Detection of deepfakes enhances with the use of algorithms that take demographic diversity into account.
Deepfakes, which involve convincingly placing words in another person's mouth, are becoming more advanced and increasingly difficult to detect. Recent instances of deepfakes include explicit images of Taylor Swift, an audio clip of President Joe Biden advising New Hampshire voters against voting, and a fabricated video of Ukrainian President Volodymyr Zelenskyy urging his troops to surrender.
While companies have developed tools to detect deepfakes, research indicates that biases in the training data can result in unfair targeting of specific demographic groups. A deepfake involving Ukrainian President Volodymyr Zelensky in 2022 falsely portrayed him as requesting his troops to cease fighting.

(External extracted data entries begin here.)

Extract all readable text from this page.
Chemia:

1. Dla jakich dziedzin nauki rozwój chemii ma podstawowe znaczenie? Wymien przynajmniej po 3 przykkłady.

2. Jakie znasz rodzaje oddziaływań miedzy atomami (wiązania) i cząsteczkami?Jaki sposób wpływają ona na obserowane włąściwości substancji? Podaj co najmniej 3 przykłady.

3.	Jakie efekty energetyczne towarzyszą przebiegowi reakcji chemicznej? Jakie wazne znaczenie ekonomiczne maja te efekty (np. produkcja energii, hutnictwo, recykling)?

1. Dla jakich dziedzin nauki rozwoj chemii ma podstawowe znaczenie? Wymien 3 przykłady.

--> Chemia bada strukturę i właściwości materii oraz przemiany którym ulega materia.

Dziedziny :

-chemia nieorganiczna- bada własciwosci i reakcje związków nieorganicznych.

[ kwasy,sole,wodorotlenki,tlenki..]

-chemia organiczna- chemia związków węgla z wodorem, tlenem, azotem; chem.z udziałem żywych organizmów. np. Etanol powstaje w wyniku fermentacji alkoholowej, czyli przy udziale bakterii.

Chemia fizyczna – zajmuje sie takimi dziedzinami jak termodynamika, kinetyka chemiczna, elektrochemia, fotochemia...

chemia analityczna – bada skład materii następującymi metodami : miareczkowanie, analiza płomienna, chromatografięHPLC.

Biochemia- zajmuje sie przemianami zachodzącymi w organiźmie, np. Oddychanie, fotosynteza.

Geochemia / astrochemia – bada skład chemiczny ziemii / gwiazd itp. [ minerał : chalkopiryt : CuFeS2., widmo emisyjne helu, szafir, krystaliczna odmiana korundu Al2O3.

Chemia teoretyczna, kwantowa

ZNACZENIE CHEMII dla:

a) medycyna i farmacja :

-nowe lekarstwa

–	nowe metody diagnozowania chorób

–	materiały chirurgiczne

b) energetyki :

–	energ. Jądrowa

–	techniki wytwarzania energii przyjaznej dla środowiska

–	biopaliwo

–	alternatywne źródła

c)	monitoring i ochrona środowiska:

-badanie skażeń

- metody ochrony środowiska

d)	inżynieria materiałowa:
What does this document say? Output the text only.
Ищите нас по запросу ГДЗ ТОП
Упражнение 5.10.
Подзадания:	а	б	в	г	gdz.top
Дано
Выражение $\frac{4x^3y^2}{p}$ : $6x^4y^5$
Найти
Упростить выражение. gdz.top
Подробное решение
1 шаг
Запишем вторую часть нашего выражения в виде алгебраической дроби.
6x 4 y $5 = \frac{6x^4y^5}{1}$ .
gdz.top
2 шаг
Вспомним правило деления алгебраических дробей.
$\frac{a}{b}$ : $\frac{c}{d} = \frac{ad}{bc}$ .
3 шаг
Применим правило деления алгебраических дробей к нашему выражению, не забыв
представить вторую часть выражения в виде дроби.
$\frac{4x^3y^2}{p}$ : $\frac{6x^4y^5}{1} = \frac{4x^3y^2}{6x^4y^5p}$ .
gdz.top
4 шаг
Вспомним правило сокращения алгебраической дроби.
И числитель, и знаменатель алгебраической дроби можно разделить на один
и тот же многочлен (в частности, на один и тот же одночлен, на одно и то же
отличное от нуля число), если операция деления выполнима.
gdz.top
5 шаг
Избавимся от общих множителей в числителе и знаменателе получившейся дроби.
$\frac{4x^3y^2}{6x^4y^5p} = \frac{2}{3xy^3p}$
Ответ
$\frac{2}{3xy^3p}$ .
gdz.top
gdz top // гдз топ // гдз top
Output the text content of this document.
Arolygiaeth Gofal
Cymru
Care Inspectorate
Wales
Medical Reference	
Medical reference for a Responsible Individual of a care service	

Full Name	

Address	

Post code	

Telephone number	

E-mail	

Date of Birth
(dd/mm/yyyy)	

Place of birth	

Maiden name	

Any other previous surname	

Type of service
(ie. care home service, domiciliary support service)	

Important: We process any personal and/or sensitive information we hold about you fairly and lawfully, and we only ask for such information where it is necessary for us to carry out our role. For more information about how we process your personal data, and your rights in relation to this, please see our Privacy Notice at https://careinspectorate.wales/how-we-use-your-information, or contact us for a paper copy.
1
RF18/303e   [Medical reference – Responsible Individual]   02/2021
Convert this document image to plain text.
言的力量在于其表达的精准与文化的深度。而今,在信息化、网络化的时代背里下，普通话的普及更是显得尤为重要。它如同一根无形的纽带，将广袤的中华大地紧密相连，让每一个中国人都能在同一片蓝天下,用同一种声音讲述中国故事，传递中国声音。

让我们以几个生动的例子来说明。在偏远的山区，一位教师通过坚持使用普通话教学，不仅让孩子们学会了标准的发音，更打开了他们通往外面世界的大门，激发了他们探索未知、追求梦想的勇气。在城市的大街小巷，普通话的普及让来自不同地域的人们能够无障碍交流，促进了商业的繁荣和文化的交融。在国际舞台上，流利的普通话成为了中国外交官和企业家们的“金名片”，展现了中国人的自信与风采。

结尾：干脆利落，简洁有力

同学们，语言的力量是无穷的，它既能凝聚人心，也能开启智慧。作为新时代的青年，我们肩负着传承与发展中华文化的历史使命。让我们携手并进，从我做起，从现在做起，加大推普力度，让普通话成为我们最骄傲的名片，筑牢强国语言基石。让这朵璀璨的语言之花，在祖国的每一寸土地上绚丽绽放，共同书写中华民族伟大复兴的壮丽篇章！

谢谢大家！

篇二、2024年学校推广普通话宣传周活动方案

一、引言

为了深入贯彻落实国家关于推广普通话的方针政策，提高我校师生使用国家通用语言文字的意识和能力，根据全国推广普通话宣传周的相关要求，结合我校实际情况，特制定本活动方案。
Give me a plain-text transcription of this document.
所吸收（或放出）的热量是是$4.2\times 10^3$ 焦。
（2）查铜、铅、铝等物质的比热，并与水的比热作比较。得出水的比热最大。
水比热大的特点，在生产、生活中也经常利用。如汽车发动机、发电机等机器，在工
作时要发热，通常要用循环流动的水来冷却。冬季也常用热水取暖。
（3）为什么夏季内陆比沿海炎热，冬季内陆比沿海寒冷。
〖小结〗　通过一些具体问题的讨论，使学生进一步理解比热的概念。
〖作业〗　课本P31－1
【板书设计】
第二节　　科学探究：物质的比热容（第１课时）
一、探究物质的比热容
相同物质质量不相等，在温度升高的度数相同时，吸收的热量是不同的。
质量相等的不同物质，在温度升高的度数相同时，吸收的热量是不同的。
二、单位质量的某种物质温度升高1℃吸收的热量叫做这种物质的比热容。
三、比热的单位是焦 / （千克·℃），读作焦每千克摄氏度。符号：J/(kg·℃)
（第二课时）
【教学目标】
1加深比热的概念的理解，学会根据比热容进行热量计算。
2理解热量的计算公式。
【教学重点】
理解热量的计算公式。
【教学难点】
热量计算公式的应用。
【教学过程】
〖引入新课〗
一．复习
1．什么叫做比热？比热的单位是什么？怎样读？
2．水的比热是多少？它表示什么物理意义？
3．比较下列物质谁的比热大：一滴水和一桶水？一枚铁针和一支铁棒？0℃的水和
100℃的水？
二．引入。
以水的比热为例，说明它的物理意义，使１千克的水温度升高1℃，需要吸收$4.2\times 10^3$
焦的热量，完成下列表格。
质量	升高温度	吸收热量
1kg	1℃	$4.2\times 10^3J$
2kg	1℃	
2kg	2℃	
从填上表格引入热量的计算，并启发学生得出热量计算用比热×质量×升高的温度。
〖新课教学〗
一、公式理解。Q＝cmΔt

My team and I have identified new techniques that enhance both the fairness and accuracy of deepfake detection algorithms. We utilized a comprehensive dataset of facial forgeries to train our deep-learning methods. Our research was centered on the advanced Xception detection algorithm, a common foundation in deepfake detection systems that boasts a 91.5% accuracy rate.
We developed two distinct deepfake detection strategies aimed at promoting fairness. The first focused on increasing the algorithm's awareness of demographic diversity by categorizing datasets by gender and race to reduce error rates among underrepresented groups. The second sought to enhance fairness without demographic labels by concentrating on features invisible to the human eye.
The first method proved to be the most effective, raising the accuracy from the baseline of 91.5% to 94.17%, achieving a more significant improvement than our second method and several other alternatives we evaluated. Additionally, it improved accuracy while simultaneously enhancing fairness, which remained our primary objective.
We believe that ensuring fairness and accuracy is vital for public acceptance of artificial intelligence technology. When large language models like ChatGPT "hallucinate," they can disseminate false information, undermining public trust and safety. Similarly, deepfake images and videos can hinder the acceptance of AI if they are not swiftly and accurately identified. Enhancing the fairness of these detection algorithms to prevent disproportionate harm to particular demographic groups is essential.
Our research focuses on the fairness of deepfake detection algorithms, rather than merely balancing the data. It puts forward a novel approach to algorithm design that incorporates demographic fairness as a fundamental component.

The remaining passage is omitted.